Museum's docent program joins UA students, area youth

By Craig Degel

Arizona Daily Wildcat

Tucson-area children will get another chance to experience the past by walking the "Paths of Life" exhibit at the University of Arizona's Arizona State Museum.

Bruce Hilpert's Anthropology 302 students will become docents this fall at the ASM for tour groups of kindergarten through eighth grade students.

The program started Sept. 27.

Hilpert is curator of public programs at ASM and teaches the three-unit lecture portion of the class. Graduate student Carole Adler teaches the one-unit lab portion.

Students from the Tucson Unified, Marana Unified and San Xavier School Districts have taken part in the tours in previous years.

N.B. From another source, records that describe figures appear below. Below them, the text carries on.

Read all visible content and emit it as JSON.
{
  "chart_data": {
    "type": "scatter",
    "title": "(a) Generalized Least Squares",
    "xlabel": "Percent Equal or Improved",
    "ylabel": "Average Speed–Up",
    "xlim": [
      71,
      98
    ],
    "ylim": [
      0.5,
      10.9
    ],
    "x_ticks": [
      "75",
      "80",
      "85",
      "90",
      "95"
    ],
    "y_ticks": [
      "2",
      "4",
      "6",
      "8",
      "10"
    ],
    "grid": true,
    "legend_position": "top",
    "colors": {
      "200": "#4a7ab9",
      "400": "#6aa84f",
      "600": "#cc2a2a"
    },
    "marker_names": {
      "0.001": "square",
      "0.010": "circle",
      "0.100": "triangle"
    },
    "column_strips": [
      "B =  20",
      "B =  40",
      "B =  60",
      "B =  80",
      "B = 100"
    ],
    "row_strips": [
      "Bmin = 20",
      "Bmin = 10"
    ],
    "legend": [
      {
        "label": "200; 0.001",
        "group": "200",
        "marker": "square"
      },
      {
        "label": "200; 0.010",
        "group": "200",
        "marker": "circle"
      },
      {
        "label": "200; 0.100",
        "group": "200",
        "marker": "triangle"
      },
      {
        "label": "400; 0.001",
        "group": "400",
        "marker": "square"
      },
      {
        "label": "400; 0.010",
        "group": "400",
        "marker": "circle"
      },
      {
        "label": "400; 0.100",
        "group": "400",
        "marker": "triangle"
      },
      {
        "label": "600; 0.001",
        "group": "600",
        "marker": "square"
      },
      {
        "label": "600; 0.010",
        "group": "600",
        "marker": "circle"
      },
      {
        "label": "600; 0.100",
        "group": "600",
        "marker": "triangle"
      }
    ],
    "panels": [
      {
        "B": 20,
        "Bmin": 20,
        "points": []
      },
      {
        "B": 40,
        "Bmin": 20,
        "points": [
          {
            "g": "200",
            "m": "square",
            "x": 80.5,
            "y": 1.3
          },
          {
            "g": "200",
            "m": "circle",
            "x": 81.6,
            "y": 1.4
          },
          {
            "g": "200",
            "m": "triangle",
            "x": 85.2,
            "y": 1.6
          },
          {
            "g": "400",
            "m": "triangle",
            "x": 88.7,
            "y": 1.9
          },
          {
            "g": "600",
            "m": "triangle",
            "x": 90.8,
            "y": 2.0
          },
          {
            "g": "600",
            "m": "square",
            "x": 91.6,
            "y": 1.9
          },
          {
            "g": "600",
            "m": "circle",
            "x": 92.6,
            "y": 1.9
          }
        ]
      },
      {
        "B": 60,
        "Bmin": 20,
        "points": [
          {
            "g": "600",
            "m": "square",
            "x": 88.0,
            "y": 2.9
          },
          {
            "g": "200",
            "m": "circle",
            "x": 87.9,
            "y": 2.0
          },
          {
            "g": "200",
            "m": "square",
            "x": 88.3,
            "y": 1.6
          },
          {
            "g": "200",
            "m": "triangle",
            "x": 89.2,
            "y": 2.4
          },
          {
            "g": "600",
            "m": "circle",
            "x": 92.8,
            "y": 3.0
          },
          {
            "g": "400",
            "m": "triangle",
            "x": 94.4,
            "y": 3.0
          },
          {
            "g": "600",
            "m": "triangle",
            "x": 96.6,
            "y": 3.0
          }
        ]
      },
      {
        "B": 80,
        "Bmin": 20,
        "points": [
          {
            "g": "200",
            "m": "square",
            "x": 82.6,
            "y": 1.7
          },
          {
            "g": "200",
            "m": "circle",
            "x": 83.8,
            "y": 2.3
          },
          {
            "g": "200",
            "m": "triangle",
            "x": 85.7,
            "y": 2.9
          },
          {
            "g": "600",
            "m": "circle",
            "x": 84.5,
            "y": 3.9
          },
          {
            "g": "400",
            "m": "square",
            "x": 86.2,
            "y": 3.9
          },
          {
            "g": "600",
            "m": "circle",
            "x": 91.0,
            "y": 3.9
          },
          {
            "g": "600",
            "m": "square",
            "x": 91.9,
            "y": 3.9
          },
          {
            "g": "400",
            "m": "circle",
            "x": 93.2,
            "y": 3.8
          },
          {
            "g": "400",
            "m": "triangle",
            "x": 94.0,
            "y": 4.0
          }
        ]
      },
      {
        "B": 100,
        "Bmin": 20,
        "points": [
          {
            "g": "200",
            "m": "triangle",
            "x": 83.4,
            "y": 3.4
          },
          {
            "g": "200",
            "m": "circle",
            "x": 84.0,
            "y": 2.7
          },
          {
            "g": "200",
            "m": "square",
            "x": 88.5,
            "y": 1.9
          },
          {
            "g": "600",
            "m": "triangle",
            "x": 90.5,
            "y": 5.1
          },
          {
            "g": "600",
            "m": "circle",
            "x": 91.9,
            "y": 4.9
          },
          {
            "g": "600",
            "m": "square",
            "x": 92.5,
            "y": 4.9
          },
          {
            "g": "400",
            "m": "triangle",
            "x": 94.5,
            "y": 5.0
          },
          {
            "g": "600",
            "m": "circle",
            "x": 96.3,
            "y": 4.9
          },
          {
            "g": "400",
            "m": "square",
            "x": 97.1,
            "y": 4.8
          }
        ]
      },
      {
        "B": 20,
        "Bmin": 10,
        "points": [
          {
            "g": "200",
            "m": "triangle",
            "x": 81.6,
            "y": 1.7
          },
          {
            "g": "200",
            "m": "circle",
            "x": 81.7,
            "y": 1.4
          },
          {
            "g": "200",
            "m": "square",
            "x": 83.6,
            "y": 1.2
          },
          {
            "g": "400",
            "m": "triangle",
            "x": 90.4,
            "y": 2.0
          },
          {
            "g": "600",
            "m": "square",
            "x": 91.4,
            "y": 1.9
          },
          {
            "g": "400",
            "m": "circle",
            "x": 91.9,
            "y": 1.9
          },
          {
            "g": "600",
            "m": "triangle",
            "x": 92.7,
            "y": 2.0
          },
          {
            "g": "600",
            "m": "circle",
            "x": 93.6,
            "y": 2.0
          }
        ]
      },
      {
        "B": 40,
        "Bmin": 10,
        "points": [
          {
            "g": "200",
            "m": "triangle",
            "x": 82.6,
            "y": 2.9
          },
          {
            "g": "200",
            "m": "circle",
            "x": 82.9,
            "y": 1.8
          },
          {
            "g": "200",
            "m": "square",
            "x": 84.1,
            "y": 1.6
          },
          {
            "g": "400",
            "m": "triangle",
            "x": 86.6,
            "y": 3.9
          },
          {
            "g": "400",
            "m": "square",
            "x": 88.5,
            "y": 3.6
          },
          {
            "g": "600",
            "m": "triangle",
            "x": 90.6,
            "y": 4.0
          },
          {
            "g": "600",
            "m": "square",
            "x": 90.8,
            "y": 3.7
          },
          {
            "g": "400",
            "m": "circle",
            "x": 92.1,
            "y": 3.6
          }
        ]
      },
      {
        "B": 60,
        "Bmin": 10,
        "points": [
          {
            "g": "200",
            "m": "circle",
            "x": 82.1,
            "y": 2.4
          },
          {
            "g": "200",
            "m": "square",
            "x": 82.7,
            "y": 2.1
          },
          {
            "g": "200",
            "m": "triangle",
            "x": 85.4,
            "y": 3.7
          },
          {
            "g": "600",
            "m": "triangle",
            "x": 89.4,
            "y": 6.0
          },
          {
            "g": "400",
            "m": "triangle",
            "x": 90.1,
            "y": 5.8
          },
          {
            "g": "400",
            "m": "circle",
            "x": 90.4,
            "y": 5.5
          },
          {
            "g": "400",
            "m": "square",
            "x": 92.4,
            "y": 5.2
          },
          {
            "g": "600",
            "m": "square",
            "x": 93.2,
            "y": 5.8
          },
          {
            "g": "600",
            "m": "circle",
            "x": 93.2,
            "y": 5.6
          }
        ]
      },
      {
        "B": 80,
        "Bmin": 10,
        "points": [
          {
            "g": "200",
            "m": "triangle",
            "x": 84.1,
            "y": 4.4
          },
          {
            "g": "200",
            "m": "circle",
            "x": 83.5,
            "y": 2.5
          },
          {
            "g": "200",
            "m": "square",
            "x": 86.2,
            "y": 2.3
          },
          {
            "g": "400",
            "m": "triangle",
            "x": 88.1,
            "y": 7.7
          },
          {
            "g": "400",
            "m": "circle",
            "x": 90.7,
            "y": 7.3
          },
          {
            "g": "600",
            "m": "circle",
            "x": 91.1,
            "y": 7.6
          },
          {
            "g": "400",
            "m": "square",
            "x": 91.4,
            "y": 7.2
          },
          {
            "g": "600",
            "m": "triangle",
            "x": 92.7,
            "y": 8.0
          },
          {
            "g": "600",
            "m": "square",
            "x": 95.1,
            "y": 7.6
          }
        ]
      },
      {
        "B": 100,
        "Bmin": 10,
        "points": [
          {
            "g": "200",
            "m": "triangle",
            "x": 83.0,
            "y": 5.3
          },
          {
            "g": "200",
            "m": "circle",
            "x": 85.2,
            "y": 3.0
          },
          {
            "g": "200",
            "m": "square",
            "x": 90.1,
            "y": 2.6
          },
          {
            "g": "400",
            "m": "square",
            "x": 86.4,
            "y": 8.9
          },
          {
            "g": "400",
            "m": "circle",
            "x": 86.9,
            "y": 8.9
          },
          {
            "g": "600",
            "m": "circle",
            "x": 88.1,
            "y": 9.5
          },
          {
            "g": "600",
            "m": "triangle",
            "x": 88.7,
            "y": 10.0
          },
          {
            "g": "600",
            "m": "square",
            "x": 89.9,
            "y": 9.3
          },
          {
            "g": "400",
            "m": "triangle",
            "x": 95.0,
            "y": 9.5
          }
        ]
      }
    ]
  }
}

They will be taken through the museum's newest exhibit, "Paths of Life Ÿ American Indians of the Southwest," which was finished last spring. Adler said the exhibit has grown in popularity with visitors.

The exhibit traces the roots of tribes such as the Hopi and the Navajo from their deepest past up through contemporary issues. It also includes activities for the children to take part in.

"The kids respond very well," Hilpert said. "The tours are very hands-on oriented. There are lots of artifacts that they get to handle, they can grind corn and there is a Tohono O'Odham game they can play."

Hilpert said the docent program has existed in different forms since the 1950s. Originally, it was started for education students, then it was given to anthropology students. Hilpert said he restructured it two years ago to include the Education Department again.

For the first month of the class, the anthropology students learn about the tour, acting as docents, as well as learning ways to be culturally sensitive to the fact that many of the students in the program's target ages are of Native American descent, Adler said.

There are 26 students in the docent training program. The fall semester students will work as docents through the winter break.

Hilpert said during the fall semester there will be a low student-to-docent ratio. With a lower ratio, he said, there will be more docents to work with fewer children, enabling students to learn more easily.

Hilpert said the program depends on new students every semester.